OMNIBUS DAREDEVIL PAR FRANK MILLER : LE GRAND RECAP' D'UN MONUMENT DES COMICS MARVEL


 Nous sommes presque à l'orée des années 80, et il faut bien être honnête, Daredevil n'est pas la priorité chez Marvel, qui continue de publier les aventures du héros par inertie, sans y croire plus que ça. Du reste les dessinateurs se succèdent, et pourtant il se passe des choses sur la série. Lorsque Frank Miller est annoncé pour son arrivée, au numéro 158, peu imaginent que l'histoire est sur le point de s'écrire. Au départ donc, c'est Roger McKenzie qui poursuit sa prestation au scénario, et bonne pioche, Miller peut bénéficier de l'encrage d'un certain Klaus Janson, avec qui le mariage est naturel. Les premières pages permettent d'évacuer la présence d'un super vilain capable de se déphaser brièvement avec le temps réel (le Chasseur), et donc d'apparaître intangible, même s'il doit solidifier à nouveau son corps pour frapper.
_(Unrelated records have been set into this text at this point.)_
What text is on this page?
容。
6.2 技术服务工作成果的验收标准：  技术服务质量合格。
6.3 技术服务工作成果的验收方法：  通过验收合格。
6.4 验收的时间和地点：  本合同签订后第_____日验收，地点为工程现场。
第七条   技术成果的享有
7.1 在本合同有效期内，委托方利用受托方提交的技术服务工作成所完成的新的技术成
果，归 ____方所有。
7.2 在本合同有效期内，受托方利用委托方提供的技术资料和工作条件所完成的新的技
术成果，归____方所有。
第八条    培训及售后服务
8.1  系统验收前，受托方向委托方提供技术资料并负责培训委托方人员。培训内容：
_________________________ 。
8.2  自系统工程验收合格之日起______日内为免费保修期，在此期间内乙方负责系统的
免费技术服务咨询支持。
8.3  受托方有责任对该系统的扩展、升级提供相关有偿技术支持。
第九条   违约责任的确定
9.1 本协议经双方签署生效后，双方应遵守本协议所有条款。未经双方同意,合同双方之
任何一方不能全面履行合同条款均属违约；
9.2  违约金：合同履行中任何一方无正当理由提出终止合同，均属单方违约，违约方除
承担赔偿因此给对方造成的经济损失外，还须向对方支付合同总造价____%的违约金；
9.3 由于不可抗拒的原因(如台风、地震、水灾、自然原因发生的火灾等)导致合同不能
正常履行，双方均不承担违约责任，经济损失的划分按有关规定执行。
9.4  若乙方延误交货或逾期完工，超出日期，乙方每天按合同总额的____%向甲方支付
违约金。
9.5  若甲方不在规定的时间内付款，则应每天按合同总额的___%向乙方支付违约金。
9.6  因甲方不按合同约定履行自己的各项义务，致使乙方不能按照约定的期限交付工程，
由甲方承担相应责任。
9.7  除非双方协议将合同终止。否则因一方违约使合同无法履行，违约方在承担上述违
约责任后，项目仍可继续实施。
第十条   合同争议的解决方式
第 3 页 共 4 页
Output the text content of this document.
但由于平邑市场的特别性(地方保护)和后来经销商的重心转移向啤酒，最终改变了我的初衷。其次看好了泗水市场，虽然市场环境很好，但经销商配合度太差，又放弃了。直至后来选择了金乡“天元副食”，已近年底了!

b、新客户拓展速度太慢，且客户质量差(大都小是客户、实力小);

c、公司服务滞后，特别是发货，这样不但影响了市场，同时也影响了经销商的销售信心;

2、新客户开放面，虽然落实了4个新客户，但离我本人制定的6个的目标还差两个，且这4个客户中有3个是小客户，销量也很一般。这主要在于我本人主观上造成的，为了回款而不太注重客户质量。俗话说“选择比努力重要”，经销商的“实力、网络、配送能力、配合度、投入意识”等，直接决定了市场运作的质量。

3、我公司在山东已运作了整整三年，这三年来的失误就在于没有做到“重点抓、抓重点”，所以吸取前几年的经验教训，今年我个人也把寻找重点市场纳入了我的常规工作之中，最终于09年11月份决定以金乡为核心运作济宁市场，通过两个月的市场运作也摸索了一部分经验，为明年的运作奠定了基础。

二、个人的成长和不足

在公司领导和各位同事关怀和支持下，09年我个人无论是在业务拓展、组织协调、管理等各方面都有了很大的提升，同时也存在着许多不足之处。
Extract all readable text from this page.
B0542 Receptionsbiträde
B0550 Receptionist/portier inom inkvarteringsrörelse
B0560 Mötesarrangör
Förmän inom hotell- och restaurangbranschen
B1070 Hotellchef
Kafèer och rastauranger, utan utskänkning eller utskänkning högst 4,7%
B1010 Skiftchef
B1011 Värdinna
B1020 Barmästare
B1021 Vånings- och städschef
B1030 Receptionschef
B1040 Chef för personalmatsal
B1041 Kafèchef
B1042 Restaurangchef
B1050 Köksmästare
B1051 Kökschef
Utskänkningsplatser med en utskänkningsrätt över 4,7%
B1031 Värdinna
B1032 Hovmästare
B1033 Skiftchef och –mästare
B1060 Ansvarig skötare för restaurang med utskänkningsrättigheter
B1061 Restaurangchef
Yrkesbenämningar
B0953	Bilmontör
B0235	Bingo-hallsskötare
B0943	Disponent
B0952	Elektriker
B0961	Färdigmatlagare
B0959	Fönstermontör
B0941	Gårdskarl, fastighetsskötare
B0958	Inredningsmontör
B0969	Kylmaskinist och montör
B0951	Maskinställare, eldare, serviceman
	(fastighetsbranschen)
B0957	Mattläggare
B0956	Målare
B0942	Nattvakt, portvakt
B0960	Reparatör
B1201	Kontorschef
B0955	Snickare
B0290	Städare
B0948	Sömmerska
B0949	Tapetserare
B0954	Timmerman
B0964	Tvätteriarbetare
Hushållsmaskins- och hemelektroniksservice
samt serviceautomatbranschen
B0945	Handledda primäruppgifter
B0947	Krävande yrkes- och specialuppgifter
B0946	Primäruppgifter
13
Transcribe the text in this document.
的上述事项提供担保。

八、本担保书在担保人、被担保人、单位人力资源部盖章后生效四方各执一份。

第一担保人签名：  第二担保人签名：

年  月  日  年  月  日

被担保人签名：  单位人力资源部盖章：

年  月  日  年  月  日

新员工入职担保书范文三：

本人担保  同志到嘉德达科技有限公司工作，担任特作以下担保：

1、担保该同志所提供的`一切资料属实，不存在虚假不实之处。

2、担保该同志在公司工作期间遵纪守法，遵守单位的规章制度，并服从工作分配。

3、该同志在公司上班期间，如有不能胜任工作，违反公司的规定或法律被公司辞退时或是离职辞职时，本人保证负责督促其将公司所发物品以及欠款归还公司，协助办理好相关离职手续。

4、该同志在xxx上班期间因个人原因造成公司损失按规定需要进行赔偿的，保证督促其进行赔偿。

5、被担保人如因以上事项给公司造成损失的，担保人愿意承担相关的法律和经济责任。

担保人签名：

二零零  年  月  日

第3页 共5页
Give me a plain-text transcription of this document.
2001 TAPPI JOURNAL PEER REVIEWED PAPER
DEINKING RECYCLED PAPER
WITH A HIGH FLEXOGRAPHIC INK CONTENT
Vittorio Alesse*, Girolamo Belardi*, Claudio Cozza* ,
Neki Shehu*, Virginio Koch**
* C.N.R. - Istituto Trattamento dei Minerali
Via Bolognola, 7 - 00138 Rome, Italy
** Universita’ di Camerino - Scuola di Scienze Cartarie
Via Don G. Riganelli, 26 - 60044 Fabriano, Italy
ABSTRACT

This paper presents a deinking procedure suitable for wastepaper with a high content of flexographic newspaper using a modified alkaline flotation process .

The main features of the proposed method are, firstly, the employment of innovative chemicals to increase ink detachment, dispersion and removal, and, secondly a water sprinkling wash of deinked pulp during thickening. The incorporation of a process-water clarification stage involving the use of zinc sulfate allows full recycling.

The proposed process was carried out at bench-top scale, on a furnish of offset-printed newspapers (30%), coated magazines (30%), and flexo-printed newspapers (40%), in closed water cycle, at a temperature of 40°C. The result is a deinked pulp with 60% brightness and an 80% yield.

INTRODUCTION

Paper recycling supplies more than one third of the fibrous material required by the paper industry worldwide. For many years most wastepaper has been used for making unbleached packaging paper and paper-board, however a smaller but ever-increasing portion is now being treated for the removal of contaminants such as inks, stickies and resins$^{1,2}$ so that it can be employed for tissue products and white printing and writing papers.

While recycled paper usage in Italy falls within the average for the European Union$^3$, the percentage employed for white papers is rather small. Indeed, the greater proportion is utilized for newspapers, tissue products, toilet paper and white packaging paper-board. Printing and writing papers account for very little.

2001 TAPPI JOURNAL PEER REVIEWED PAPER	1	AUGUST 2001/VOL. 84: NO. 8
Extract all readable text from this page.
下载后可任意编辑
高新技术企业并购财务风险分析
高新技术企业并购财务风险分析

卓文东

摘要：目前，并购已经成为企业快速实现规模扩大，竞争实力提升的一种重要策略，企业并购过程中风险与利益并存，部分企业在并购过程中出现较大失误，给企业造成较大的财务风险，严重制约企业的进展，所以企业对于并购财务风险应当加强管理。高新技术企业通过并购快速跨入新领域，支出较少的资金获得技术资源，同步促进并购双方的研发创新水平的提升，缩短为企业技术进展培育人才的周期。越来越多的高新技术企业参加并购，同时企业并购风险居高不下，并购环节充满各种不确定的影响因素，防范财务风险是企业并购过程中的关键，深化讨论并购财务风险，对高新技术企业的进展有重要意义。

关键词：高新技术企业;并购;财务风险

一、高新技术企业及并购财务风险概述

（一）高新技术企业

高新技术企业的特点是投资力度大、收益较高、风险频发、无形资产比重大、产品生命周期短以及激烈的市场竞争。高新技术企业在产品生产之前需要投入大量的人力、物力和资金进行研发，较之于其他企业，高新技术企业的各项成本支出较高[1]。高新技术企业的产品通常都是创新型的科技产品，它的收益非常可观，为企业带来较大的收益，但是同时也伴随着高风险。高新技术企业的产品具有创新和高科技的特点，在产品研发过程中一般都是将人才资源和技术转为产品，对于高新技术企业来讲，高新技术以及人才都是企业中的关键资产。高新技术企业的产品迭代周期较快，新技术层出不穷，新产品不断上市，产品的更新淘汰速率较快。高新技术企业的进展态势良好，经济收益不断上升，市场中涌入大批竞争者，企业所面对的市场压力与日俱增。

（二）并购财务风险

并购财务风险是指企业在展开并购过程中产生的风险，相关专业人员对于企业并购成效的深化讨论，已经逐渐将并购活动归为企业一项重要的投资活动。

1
Obsédé par sa vengeance contre Daredevil (qui l'a battu dans le passé), il connaît sa double identité, mais tout cela ne lui évitera pas de finir d'une bien horrible façon, incrusté en partie dans une pierre tombale. Ce qui retient surtout l'attention dans la série, c'est plutôt son coté vaudevillesque. Murdock est aveugle, mais c'est un sacré tombeur ! Dans ces années-là, la situation est la suivante : il est en couple (plus ou moins) avec la fille d'un riche industriel, Heather Glenn, qui ne supporte plus sa double existence (oui, elle sait, ce n'est jamais bon signe…). Mais La Veuve Noire est revenue faire un tour dans les parages, et la secrétaire de Matt, une certaine Becky, attend fidèlement dans l'ombre que son patron jette son dévolu sur elle. Il faut dire qu'elle ne fait pas le poids à coté de la froide beauté d'Heather, ou d'une super espionne : elle est en fauteuil roulant… Bien vite, Daredevil se retrouve opposé à Bullseye. Oui, le dingo par excellence, capable de tout transformer en une arme. Le "Tireur" comme on l'appelait alors en Vf s'en prend tout d'abord à la Veuve pour atteindre notre Tête à Cornes. La pauvre prend cher, mais ça a le don d'irriter DD qui se rend alors au parc d'attractions de Coney Island pour l'affrontement final (blague). Entre temps Bullseye a eu une idée de génie : envoyer des seconds couteaux défier son adversaire, pour en étudier les réactions, les techniques de combat. Ce qui ne lui évitera pas une vraie humiliation, au point d'en perdre momentanément la boule. Très sensible, en fin de compte.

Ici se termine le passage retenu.